Totally agree and noticed the same thing. I get the feeling like they're glorifying and celebrating it, you can see the excitement on some of these news reporters faces, they love it. They sell it off as entertainment, because that's how these disgusting people view it as. Afterwards, they mention how much their ratings have increased, as if it were sweeps week to them.

Gary
3 years 4 months ago

I agree. But I also notice how reporters usually seem totally unaffected by the situation unfolding around them. What I mean by this is that there's people screaming and crying all around them, and they stand amongst those people with an intent, unphased look. You rarely hear more than a "this is such a tragedy, our thoughts are with the victims" from the reporters because they know how popular the event is going to be, and how much more money and success they will have because of it.

Chloe
3 years 4 months ago

That's a lot of reporters for you. I remember reading an article about reporters covering the famine in Africa.
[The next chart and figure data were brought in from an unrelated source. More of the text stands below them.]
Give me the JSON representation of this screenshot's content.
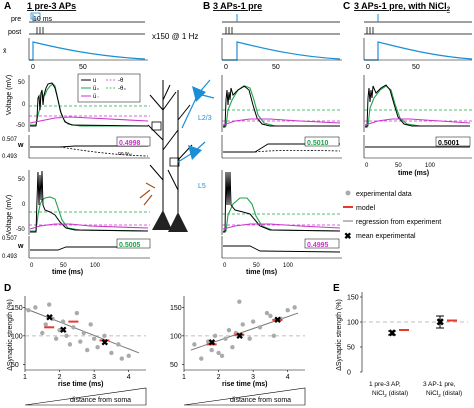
{
  "panelA": {
    "letter": "A",
    "title": "1 pre-3 APs",
    "pre_label": "pre",
    "post_label": "post",
    "scale_label": "10 ms",
    "xbar_label": "x̄",
    "xtick0": "0",
    "xtick1": "50",
    "repeat_label": "x150 @ 1 Hz",
    "voltage_label": "Voltage (mV)",
    "w_label": "w",
    "top_trace": {
      "y_ticks": [
        "50",
        "0",
        "-50"
      ],
      "w_ticks": [
        "0.507",
        "0.493"
      ],
      "w_value": "0.4998",
      "legend": {
        "u": "u",
        "minus_theta": "-θ",
        "ubar_plus": "ū₊",
        "theta_plus": "-θ₊",
        "ubar_minus": "ū₋",
        "no_w_label": "no wₓₒ"
      }
    },
    "bottom_trace": {
      "y_ticks": [
        "50",
        "0",
        "-50"
      ],
      "w_ticks": [
        "0.507",
        "0.493"
      ],
      "w_value": "0.5005",
      "x_ticks": [
        "0",
        "50",
        "100"
      ],
      "xlabel": "time (ms)"
    }
  },
  "panelB": {
    "letter": "B",
    "title": "3 APs-1 pre",
    "xtick0": "0",
    "xtick1": "50",
    "top_trace": {
      "y_ticks": [
        "50",
        "0",
        "-50"
      ],
      "w_ticks": [
        "0.507",
        "0.493"
      ],
      "w_value": "0.5010"
    },
    "bottom_trace": {
      "y_ticks": [
        "50",
        "0",
        "-50"
      ],
      "w_ticks": [
        "0.507",
        "0.493"
      ],
      "w_value": "0.4995",
      "x_ticks": [
        "0",
        "50",
        "100"
      ],
      "xlabel": "time (ms)"
    }
  },
  "panelC": {
    "letter": "C",
    "title": "3 APs-1 pre, with NiCl",
    "title_sub": "2",
    "xtick0": "0",
    "xtick1": "50",
    "y_ticks": [
      "50",
      "0",
      "-50"
    ],
    "w_ticks": [
      "0.507",
      "0.493"
    ],
    "w_value": "0.5001",
    "x_ticks": [
      "0",
      "50",
      "100"
    ],
    "xlabel": "time (ms)"
  },
  "neuron": {
    "l23_label": "L2/3",
    "l5_label": "L5"
  },
  "panelD": {
    "letter": "D",
    "ylabel": "ΔSynaptic strength (%)",
    "xlabel": "rise time (ms)",
    "distance_label": "distance from soma",
    "colors": {
      "data": "#aaaaaa",
      "model": "#e8392b",
      "regression": "#777777",
      "mean": "#000000",
      "baseline": "#aaaaaa"
    }
  },
  "legend": {
    "experimental": "experimental data",
    "model": "model",
    "regression": "regression from experiment",
    "mean": "mean experimental"
  },
  "panelE": {
    "letter": "E",
    "ylabel": "ΔSynaptic strength (%)",
    "y_ticks": [
      "150",
      "100",
      "50",
      "0"
    ],
    "cat1_line1": "1 pre-3 AP,",
    "cat1_line2": "NiCl",
    "cat1_line2_sub": "2",
    "cat1_line2_tail": " (distal)",
    "cat2_line1": "3 AP-1 pre,",
    "cat2_line2": "NiCl",
    "cat2_line2_sub": "2",
    "cat2_line2_tail": " (distal)"
  },
  "colors": {
    "blue": "#1a8fd6",
    "green": "#1aa64a",
    "magenta": "#cc33cc",
    "black": "#000000",
    "grey": "#888888"
  },
  "chart_data": [
    {
      "type": "scatter",
      "panel": "D-left",
      "xlabel": "rise time (ms)",
      "ylabel": "ΔSynaptic strength (%)",
      "xlim": [
        1,
        4.5
      ],
      "ylim": [
        40,
        170
      ],
      "x_ticks": [
        1,
        2,
        3,
        4
      ],
      "y_ticks": [
        50,
        100,
        150
      ],
      "baseline": 100,
      "series": [
        {
          "name": "experimental data",
          "x": [
            1.1,
            1.3,
            1.5,
            1.6,
            1.8,
            1.9,
            2.0,
            2.1,
            2.2,
            2.3,
            2.4,
            2.6,
            2.7,
            2.8,
            3.0,
            3.1,
            3.3,
            3.5,
            3.7,
            3.8,
            4.0,
            1.7,
            2.5,
            2.9
          ],
          "y": [
            145,
            150,
            105,
            120,
            130,
            95,
            110,
            125,
            100,
            85,
            115,
            90,
            105,
            75,
            95,
            80,
            100,
            70,
            85,
            60,
            65,
            155,
            140,
            120
          ]
        },
        {
          "name": "model",
          "x": [
            1.7,
            2.4,
            3.3
          ],
          "y": [
            115,
            125,
            92
          ]
        },
        {
          "name": "mean experimental",
          "x": [
            1.7,
            2.1,
            3.3
          ],
          "y": [
            132,
            110,
            88
          ]
        }
      ],
      "regression": {
        "x": [
          1.0,
          4.3
        ],
        "y": [
          148,
          70
        ]
      }
    },
    {
      "type": "scatter",
      "panel": "D-right",
      "xlabel": "rise time (ms)",
      "xlim": [
        1,
        4.5
      ],
      "ylim": [
        40,
        170
      ],
      "x_ticks": [
        1,
        2,
        3,
        4
      ],
      "y_ticks": [
        50,
        100,
        150
      ],
      "baseline": 100,
      "series": [
        {
          "name": "experimental data",
          "x": [
            1.3,
            1.5,
            1.7,
            1.8,
            1.9,
            2.0,
            2.2,
            2.3,
            2.4,
            2.5,
            2.7,
            2.9,
            3.0,
            3.2,
            3.4,
            3.5,
            3.6,
            3.8,
            4.0,
            4.2,
            2.1,
            2.6
          ],
          "y": [
            85,
            60,
            90,
            75,
            100,
            70,
            95,
            110,
            80,
            105,
            120,
            95,
            125,
            115,
            140,
            135,
            100,
            130,
            145,
            150,
            65,
            160
          ]
        },
        {
          "name": "model",
          "x": [
            1.8,
            2.6,
            3.7
          ],
          "y": [
            85,
            102,
            128
          ]
        },
        {
          "name": "mean experimental",
          "x": [
            1.8,
            2.6,
            3.7
          ],
          "y": [
            88,
            100,
            128
          ]
        }
      ],
      "regression": {
        "x": [
          1.2,
          4.3
        ],
        "y": [
          75,
          140
        ]
      }
    },
    {
      "type": "scatter",
      "panel": "E",
      "ylabel": "ΔSynaptic strength (%)",
      "categories": [
        "1 pre-3 AP, NiCl2 (distal)",
        "3 AP-1 pre, NiCl2 (distal)"
      ],
      "ylim": [
        0,
        160
      ],
      "y_ticks": [
        0,
        50,
        100,
        150
      ],
      "baseline": 100,
      "series": [
        {
          "name": "mean experimental",
          "values": [
            78,
            100
          ],
          "error": [
            4,
            12
          ]
        },
        {
          "name": "model",
          "values": [
            84,
            103
          ]
        }
      ]
    }
  ]
}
They didn't HELP practically; they just REPORTED. Apparantly, after the crew had driven past the same starving child a few times, one American journalist couldn't stand it any longer, and took the child to get help. The child survived.

Trace
3 years 4 months ago

I wouldn't be so concerned if I trusted my government only to use the stored recordings to national security and under the checks and balances of warrants. Unfortunately I doubt that is the case and it's likely their used for other purposes.